By the time Dali painted this work, he had left Surrealism behind and was fully immersed in what he called "Nuclear Mysticism." Dali felt that the art of his contemporaries was spiritually barren, and he was determined to reanimate art with spirituality. He was convinced that the emerging theories of physics and molecular biology could reveal the mysteries of religion.
In the first years of the atomic era following World War II, Dali was fully absorbed by scientific discovery and mathematical theory. This painting incorporates math and science in two ways. First, it illustrates that our world of solid objects is made of subatomic particles in constant motion. To visualize this, Dali chose to reinterpret a traditional still-life painting much as he did in The Basket of Bread thirty years earlier.
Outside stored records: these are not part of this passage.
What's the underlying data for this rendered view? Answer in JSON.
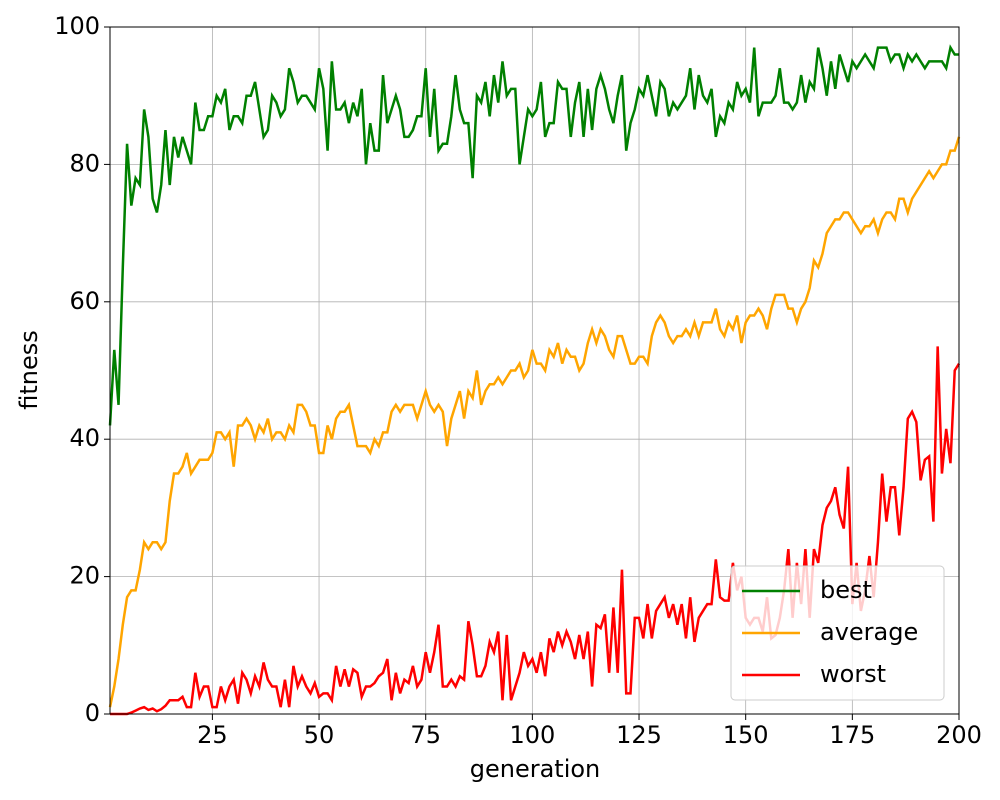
{
  "chart_data": {
    "type": "line",
    "xlabel": "generation",
    "ylabel": "fitness",
    "x": [
      1,
      2,
      3,
      4,
      5,
      6,
      7,
      8,
      9,
      10,
      11,
      12,
      13,
      14,
      15,
      16,
      17,
      18,
      19,
      20,
      21,
      22,
      23,
      24,
      25,
      26,
      27,
      28,
      29,
      30,
      31,
      32,
      33,
      34,
      35,
      36,
      37,
      38,
      39,
      40,
      41,
      42,
      43,
      44,
      45,
      46,
      47,
      48,
      49,
      50,
      51,
      52,
      53,
      54,
      55,
      56,
      57,
      58,
      59,
      60,
      61,
      62,
      63,
      64,
      65,
      66,
      67,
      68,
      69,
      70,
      71,
      72,
      73,
      74,
      75,
      76,
      77,
      78,
      79,
      80,
      81,
      82,
      83,
      84,
      85,
      86,
      87,
      88,
      89,
      90,
      91,
      92,
      93,
      94,
      95,
      96,
      97,
      98,
      99,
      100,
      101,
      102,
      103,
      104,
      105,
      106,
      107,
      108,
      109,
      110,
      111,
      112,
      113,
      114,
      115,
      116,
      117,
      118,
      119,
      120,
      121,
      122,
      123,
      124,
      125,
      126,
      127,
      128,
      129,
      130,
      131,
      132,
      133,
      134,
      135,
      136,
      137,
      138,
      139,
      140,
      141,
      142,
      143,
      144,
      145,
      146,
      147,
      148,
      149,
      150,
      151,
      152,
      153,
      154,
      155,
      156,
      157,
      158,
      159,
      160,
      161,
      162,
      163,
      164,
      165,
      166,
      167,
      168,
      169,
      170,
      171,
      172,
      173,
      174,
      175,
      176,
      177,
      178,
      179,
      180,
      181,
      182,
      183,
      184,
      185,
      186,
      187,
      188,
      189,
      190,
      191,
      192,
      193,
      194,
      195,
      196,
      197,
      198,
      199,
      200
    ],
    "series": [
      {
        "name": "best",
        "color": "#008000",
        "values": [
          42,
          53,
          45,
          65,
          83,
          74,
          78,
          77,
          88,
          84,
          75,
          73,
          77,
          85,
          77,
          84,
          81,
          84,
          82,
          80,
          89,
          85,
          85,
          87,
          87,
          90,
          89,
          91,
          85,
          87,
          87,
          86,
          90,
          90,
          92,
          88,
          84,
          85,
          90,
          89,
          87,
          88,
          94,
          92,
          89,
          90,
          90,
          89,
          88,
          94,
          91,
          82,
          95,
          88,
          88,
          89,
          86,
          89,
          87,
          91,
          80,
          86,
          82,
          82,
          93,
          86,
          88,
          90,
          88,
          84,
          84,
          85,
          87,
          87,
          94,
          84,
          91,
          82,
          83,
          83,
          87,
          93,
          88,
          86,
          86,
          78,
          90,
          89,
          92,
          87,
          93,
          89,
          95,
          90,
          91,
          91,
          80,
          84,
          88,
          87,
          88,
          92,
          84,
          86,
          86,
          92,
          91,
          91,
          84,
          89,
          92,
          84,
          91,
          85,
          91,
          93,
          91,
          88,
          86,
          90,
          93,
          82,
          86,
          88,
          91,
          90,
          93,
          90,
          87,
          92,
          91,
          87,
          89,
          88,
          89,
          90,
          94,
          88,
          93,
          90,
          89,
          91,
          84,
          87,
          86,
          89,
          88,
          92,
          90,
          91,
          89,
          97,
          87,
          89,
          89,
          89,
          90,
          94,
          89,
          89,
          88,
          89,
          93,
          89,
          92,
          91,
          97,
          94,
          90,
          95,
          91,
          96,
          94,
          92,
          95,
          94,
          95,
          96,
          95,
          94,
          97,
          97,
          97,
          95,
          96,
          96,
          94,
          96,
          95,
          96,
          95,
          94,
          95,
          95,
          95,
          95,
          94,
          97,
          96,
          96
        ]
      },
      {
        "name": "average",
        "color": "#ffa500",
        "values": [
          1,
          4,
          8,
          13,
          17,
          18,
          18,
          21,
          25,
          24,
          25,
          25,
          24,
          25,
          31,
          35,
          35,
          36,
          38,
          35,
          36,
          37,
          37,
          37,
          38,
          41,
          41,
          40,
          41,
          36,
          42,
          42,
          43,
          42,
          40,
          42,
          41,
          43,
          40,
          41,
          41,
          40,
          42,
          41,
          45,
          45,
          44,
          42,
          42,
          38,
          38,
          42,
          40,
          43,
          44,
          44,
          45,
          42,
          39,
          39,
          39,
          38,
          40,
          39,
          41,
          41,
          44,
          45,
          44,
          45,
          45,
          45,
          43,
          45,
          47,
          45,
          44,
          45,
          44,
          39,
          43,
          45,
          47,
          43,
          47,
          46,
          50,
          45,
          47,
          48,
          48,
          49,
          48,
          49,
          50,
          50,
          51,
          49,
          50,
          53,
          51,
          51,
          50,
          53,
          52,
          54,
          51,
          53,
          52,
          52,
          50,
          51,
          54,
          56,
          54,
          56,
          55,
          53,
          52,
          55,
          55,
          53,
          51,
          51,
          52,
          52,
          51,
          55,
          57,
          58,
          57,
          55,
          54,
          55,
          55,
          56,
          55,
          57,
          55,
          57,
          57,
          57,
          59,
          56,
          55,
          57,
          56,
          58,
          54,
          57,
          58,
          58,
          59,
          58,
          56,
          59,
          61,
          61,
          61,
          59,
          59,
          57,
          59,
          60,
          62,
          66,
          65,
          67,
          70,
          71,
          72,
          72,
          73,
          73,
          72,
          71,
          70,
          71,
          71,
          72,
          70,
          72,
          73,
          73,
          72,
          75,
          75,
          73,
          75,
          76,
          77,
          78,
          79,
          78,
          79,
          80,
          80,
          82,
          82,
          84
        ]
      },
      {
        "name": "worst",
        "color": "#ff0000",
        "values": [
          0,
          0,
          0,
          0,
          0,
          0.2,
          0.5,
          0.8,
          1,
          0.6,
          0.8,
          0.4,
          0.7,
          1.2,
          2,
          2,
          2,
          2.5,
          1,
          1,
          6,
          2.5,
          4,
          4,
          1,
          1,
          4,
          2,
          4,
          5,
          1.5,
          6,
          5,
          3,
          5.5,
          4,
          7.5,
          5,
          4,
          4,
          1,
          5,
          1,
          7,
          4,
          5.5,
          4,
          3,
          4.5,
          2.5,
          3,
          3,
          2,
          7,
          4,
          6.5,
          4,
          6.5,
          6,
          2.5,
          4,
          4,
          4.5,
          5.5,
          6,
          8,
          2,
          6,
          3,
          5,
          4.5,
          7,
          4,
          5,
          9,
          6,
          9,
          13,
          4,
          4,
          5,
          4,
          5.5,
          5,
          13.5,
          10,
          5.5,
          5.5,
          7,
          10.5,
          9,
          12,
          2,
          11.5,
          2,
          4,
          6,
          9,
          7,
          8,
          6,
          9,
          5.5,
          11,
          9,
          12,
          10,
          12,
          10.5,
          8,
          11.5,
          8,
          12,
          4,
          13,
          12.5,
          14.5,
          6,
          15.5,
          6,
          21,
          3,
          3,
          14,
          14,
          11,
          16,
          11,
          15,
          16,
          17,
          14,
          16,
          13,
          16,
          11,
          17,
          10.5,
          14,
          15,
          16,
          16,
          22.5,
          17,
          16.5,
          16.5,
          22,
          18,
          20,
          14,
          13,
          14,
          14,
          12,
          17,
          11,
          11.5,
          14,
          18,
          24,
          14,
          22,
          16,
          24,
          14,
          24,
          22,
          27.5,
          30,
          31,
          33,
          29,
          27,
          36,
          16,
          22,
          15,
          18,
          23,
          17,
          25,
          35,
          28,
          33,
          33,
          26,
          33,
          43,
          44,
          42.5,
          34,
          37,
          37.5,
          28,
          53.5,
          35,
          41.5,
          36.5,
          50,
          51
        ]
      }
    ],
    "xlim": [
      1,
      200
    ],
    "xticks": [
      25,
      50,
      75,
      100,
      125,
      150,
      175,
      200
    ],
    "ylim": [
      0,
      100
    ],
    "yticks": [
      0,
      20,
      40,
      60,
      80,
      100
    ],
    "grid": true,
    "legend": "lower right"
  }
}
Familiar still-life objects - a table, fruits and vegetables, a glass, a dish, and cutlery - circle each other in suspended animation. Though elements in the composition are in motion, there is a sense of suspended time. This is further reinforced by the title, "Nature Morte Vivante," a still life in motion.
This painting also depicts the importance of the spiral, which Dali believed was nature's most perfect form, using it as a symbol of cosmic order. Spiral structures can be found throughout this work, from the rhinoceros horn in the upper left, to the twisting fruit dish in the center, to the meteor-like head of cauliflower on the right. While working on this painting, Dali was thrilled to hear of the discovery that the DNA molecule - the blueprint for all life - had a spiral shape. The double spiral balcony railing to the left is Dali's acknowledgment of DNA. "For the first time in the history of science," Dali said, "physics was providing proof of the existence of God."